Archive for May 2018

Charms for lost Serenity

“Never have we longed for peace as we do now, when war has become an obscene horror worse than any imaginable storm, and noise and confusion so invade cities and homes that we are in danger of having our very minds and souls battered to a uniform pulp.”
( Book of Peace 1968)

So wrote Elizabeth Goudge in the preface to her collection of poetry “A Book of Peace.” published in 1968. They apply to the world we inhabit today. I had turned to my collection of Elizabeth’s anthologies, because of an email I had received about them.

There are books in any personal collection which speak to the owner and this is one of my great books. It is a 1st edition American copy, published by Coward McCann and signed by the author. The dedication is to Mary McMaster of the Community of St Luke dated February 1975. The cover is beautifully unstated, a blue background with a sunflower.

Inside was this slip offering a protection for the book on its journey from America to my bookshelf in England. It also contains a letter written to me by Sylvia Gower, the author of “The World of Elizabeth Goudge” and a photograph of Elizabeth sitting on Froinga’s well in her garden at Rose Cottage. It has thick creamy pages which appear to have been hand cut. All perfectly valid reasons for it being an important book to me. But the real and most compelling reasons are the poems it contains, the writers and poets she introduces me to and the voice of Elizabeth, gentle, lucid, speaking to me through her choices.

 

 

 

May Day

At this time of year, my favourite  Elizabeth Goudge book to read is her great novel of self discovery, “The Scent of Water.” Mary is setting off for a new life, leaving the city and “culture” behind her for a life of country seclusion. The sort of pilgrimage that folk have always undertaken in the spring of the year.

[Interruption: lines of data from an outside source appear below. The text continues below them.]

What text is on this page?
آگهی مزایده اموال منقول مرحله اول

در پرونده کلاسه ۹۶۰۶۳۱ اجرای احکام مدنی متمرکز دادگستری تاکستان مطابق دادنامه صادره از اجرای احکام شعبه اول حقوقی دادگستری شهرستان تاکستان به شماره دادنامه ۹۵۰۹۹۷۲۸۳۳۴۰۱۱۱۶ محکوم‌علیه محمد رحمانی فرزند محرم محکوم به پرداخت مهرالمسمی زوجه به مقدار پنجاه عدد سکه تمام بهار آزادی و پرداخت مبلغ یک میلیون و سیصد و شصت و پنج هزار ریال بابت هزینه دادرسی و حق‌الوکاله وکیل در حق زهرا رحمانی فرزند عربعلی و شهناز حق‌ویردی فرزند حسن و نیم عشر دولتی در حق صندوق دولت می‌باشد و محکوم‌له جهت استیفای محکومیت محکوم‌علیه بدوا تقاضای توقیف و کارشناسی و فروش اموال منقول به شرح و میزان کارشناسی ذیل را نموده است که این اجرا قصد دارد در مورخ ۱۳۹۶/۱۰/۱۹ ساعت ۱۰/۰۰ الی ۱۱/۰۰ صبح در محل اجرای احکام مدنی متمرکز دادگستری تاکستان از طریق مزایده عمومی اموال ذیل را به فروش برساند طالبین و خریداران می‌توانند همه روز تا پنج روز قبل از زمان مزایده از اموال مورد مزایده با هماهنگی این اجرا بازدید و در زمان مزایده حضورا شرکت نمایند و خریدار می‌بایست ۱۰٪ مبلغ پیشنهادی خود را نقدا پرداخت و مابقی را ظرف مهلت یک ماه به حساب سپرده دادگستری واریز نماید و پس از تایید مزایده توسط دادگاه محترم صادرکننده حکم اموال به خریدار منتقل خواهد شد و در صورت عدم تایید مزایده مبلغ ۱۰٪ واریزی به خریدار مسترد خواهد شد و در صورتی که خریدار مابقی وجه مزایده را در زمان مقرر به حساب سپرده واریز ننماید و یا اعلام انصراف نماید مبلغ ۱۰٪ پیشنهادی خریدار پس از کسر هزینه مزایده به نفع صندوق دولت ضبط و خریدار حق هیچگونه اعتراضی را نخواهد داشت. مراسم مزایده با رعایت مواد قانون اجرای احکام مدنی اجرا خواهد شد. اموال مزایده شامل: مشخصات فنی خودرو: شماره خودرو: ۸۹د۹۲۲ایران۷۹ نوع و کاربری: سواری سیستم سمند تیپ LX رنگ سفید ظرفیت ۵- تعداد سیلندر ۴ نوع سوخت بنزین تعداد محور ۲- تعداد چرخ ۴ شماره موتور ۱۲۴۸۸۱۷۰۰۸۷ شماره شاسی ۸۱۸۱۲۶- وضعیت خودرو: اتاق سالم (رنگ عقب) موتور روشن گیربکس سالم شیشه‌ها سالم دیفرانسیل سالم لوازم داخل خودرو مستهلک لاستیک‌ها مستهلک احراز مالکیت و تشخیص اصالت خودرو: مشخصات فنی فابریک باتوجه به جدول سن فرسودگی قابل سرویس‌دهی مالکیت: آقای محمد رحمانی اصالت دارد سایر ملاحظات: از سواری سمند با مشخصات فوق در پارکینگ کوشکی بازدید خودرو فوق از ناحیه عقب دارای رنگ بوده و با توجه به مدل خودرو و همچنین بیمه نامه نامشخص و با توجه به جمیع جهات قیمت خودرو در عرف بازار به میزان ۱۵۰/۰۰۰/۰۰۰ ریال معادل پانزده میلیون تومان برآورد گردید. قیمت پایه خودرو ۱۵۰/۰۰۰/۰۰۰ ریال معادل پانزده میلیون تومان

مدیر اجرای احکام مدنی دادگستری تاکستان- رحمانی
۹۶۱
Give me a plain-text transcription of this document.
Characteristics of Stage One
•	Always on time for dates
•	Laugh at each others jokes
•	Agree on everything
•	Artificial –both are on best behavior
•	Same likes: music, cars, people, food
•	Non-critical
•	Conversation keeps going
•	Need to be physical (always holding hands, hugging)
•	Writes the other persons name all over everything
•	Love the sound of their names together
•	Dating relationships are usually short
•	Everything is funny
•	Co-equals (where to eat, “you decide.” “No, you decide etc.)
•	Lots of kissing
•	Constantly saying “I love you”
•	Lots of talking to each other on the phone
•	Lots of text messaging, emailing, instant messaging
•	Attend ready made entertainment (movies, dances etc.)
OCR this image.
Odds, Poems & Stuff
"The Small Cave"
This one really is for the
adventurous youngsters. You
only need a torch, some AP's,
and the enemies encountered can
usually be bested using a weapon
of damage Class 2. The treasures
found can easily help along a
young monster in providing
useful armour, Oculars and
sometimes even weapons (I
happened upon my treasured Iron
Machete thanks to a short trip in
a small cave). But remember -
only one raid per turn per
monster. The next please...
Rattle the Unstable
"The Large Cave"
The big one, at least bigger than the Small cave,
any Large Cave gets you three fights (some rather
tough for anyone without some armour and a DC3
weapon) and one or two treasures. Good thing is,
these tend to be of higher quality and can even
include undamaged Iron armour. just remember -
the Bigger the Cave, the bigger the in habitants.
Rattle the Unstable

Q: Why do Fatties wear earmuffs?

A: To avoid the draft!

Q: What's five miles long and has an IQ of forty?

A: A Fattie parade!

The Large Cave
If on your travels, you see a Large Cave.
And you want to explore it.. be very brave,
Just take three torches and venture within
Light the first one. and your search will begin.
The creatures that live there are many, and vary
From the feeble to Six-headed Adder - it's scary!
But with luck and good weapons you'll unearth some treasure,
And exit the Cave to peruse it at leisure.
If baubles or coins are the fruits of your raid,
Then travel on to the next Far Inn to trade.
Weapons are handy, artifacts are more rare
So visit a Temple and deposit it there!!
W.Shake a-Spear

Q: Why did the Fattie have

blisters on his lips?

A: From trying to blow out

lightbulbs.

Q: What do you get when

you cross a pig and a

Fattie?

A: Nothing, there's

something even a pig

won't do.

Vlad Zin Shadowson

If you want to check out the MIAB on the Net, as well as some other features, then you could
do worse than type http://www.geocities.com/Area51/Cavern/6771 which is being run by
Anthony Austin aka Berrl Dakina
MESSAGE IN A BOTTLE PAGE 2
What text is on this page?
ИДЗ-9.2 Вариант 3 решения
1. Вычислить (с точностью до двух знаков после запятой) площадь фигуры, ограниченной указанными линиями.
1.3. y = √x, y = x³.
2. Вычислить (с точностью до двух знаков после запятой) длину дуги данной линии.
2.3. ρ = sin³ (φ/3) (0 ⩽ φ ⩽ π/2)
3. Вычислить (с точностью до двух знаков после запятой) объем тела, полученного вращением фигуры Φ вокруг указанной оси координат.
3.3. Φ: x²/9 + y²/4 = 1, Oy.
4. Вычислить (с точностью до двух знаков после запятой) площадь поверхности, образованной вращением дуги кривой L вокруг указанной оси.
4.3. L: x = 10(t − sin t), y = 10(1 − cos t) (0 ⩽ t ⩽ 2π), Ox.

I also have copies of anthologies of poetry Elizabeth collated, of which her “Book of Peace” is my most thumbed, used re-read. Many of Elizabeth’s friends were poets. Her next door neighbour in Dog Lane was the poet Anne Lewis-Smith. Reading her chosen verse gives insights into Elizabeth’s personality and thought process. She uses lots of poetry in her novels to illustrate characters mental and spiritual development, under score a view, or impress a point she wishes to make. Elizabeth’s books have become part of my internal dialogue, a personal pilgrimage I can undertake when ever I wish to.

Open one of Elizabeth’s books, you might be surprised where it leads you.